I've come to the point where I can freely admit this: I have told a lie. I'm uncertain if I told this lie to you, but I know for certain that I have told this lie to me. As you may know, I have my fertility exam tomorrow. I've been convinced that, no matter what the results, I won't be bothered by them. I think that today I have discovered that I am the only person who was convinced of that. Unfortunately, the thing that brought about that realization is me reacting less-than-joyfully to a rather joyous announcement, for which I am going to soon apologize, but for now I am going to write about it. Are you confused yet?! Allow me to dive further into this. My oldest brother, Jeremy, called me today with the wonderful news that he and his wife are expecting their third child! While this is splendid news, my reaction to it was nothing but selfish tears. I was upset by the fact that they get to bring a new life into this world when we have been "trying" for 10 months and have only resulted in a miscarriage.

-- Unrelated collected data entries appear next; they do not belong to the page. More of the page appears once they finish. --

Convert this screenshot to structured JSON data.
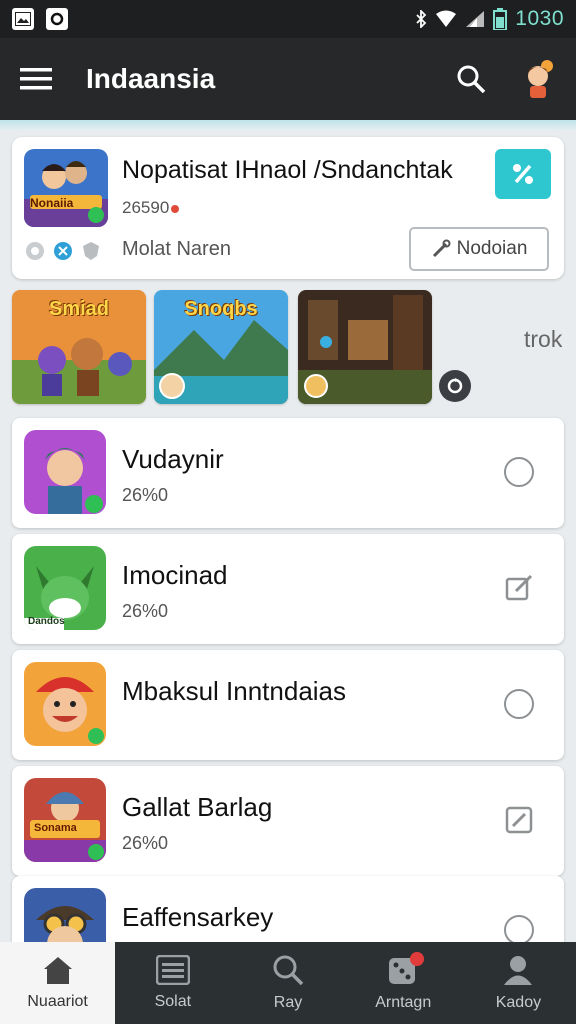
{
  "status_bar": {
    "time": "1030",
    "icons": [
      "image-icon",
      "circle-notification-icon",
      "bluetooth-icon",
      "wifi-icon",
      "signal-icon",
      "battery-icon"
    ]
  },
  "app_bar": {
    "title": "Indaansia",
    "icons": [
      "menu-icon",
      "search-icon",
      "profile-character-icon"
    ]
  },
  "featured": {
    "thumb_text": "Nonaiia",
    "title": "Nopatisat IHnaol /Sndanchtak",
    "count": "26590",
    "subtitle": "Molat Naren",
    "action_label": "Nodoian",
    "action_icon": "wrench-icon",
    "top_action_icon": "percent-icon"
  },
  "carousel": {
    "tiles": [
      {
        "text": "Smiad"
      },
      {
        "text": "Snoqbs"
      },
      {
        "text": ""
      }
    ],
    "side_label": "trok",
    "next_icon": "refresh-icon"
  },
  "apps": [
    {
      "name": "Vudaynir",
      "size": "26%0",
      "action": "circle"
    },
    {
      "name": "Imocinad",
      "size": "26%0",
      "action": "edit"
    },
    {
      "name": "Mbaksul Inntndaias",
      "size": "",
      "action": "circle"
    },
    {
      "name": "Gallat Barlag",
      "size": "26%0",
      "action": "edit"
    },
    {
      "name": "Eaffensarkey",
      "size": "",
      "action": "circle"
    }
  ],
  "icon_labels": {
    "badge_1": "Dandos",
    "badge_4": "Sonama"
  },
  "bottom_nav": [
    {
      "label": "Nuaariot",
      "icon": "home-icon",
      "active": true
    },
    {
      "label": "Solat",
      "icon": "list-icon",
      "active": false
    },
    {
      "label": "Ray",
      "icon": "search-icon",
      "active": false
    },
    {
      "label": "Arntagn",
      "icon": "dice-icon",
      "active": false
    },
    {
      "label": "Kadoy",
      "icon": "person-icon",
      "active": false
    }
  ],
  "colors": {
    "teal": "#2ec7cf",
    "appbar": "#262829",
    "nav": "#2b3133",
    "time": "#7fe0cf"
  }
}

My reaction to my brother was nothing that it should have been. Thankfully, he is big hearted and incredibly gracious and told me that I shouldn't worry, that God has my circumstance in His control and that, no matter what the doctors tell me tomorrow, that is not my final outcome. He reminded me that, if by chance the doctors say that I am unable to have a baby, I need to just look at it as a challenge and remember that my God is bigger than anything any doctor has to say about me.
I am so grateful to God that He has blessed me with such amazing siblings.
So, after shedding some more tears in private, I spend a lot of time thinking about what Jeremy said (and pretending to hide my mix of emotions by searching for houses online!). I realized that he is totally and completely right. While I was definitely telling myself a lie by saying that I would be completely okay if I were to never have my own baby, God knows my heart far better than even I know my heart. The way my body functions is no obsticle for God. He can do far greater things that I can ever ask or imagine - which includes giving us a baby!
So, once again, I fall back on the verse that I so dearly love: Psalm 37:4 - Delight yourself in the Lord and He will give you the desires of your heart.
So, for the time being, I am not focusing on today and I am not focusing on this appointment I'm facing, but rather I am focusing on the amazingness of our God. I'm focusing on the unconditional love of my Heavenly Father - and that is all I need to be concerned about!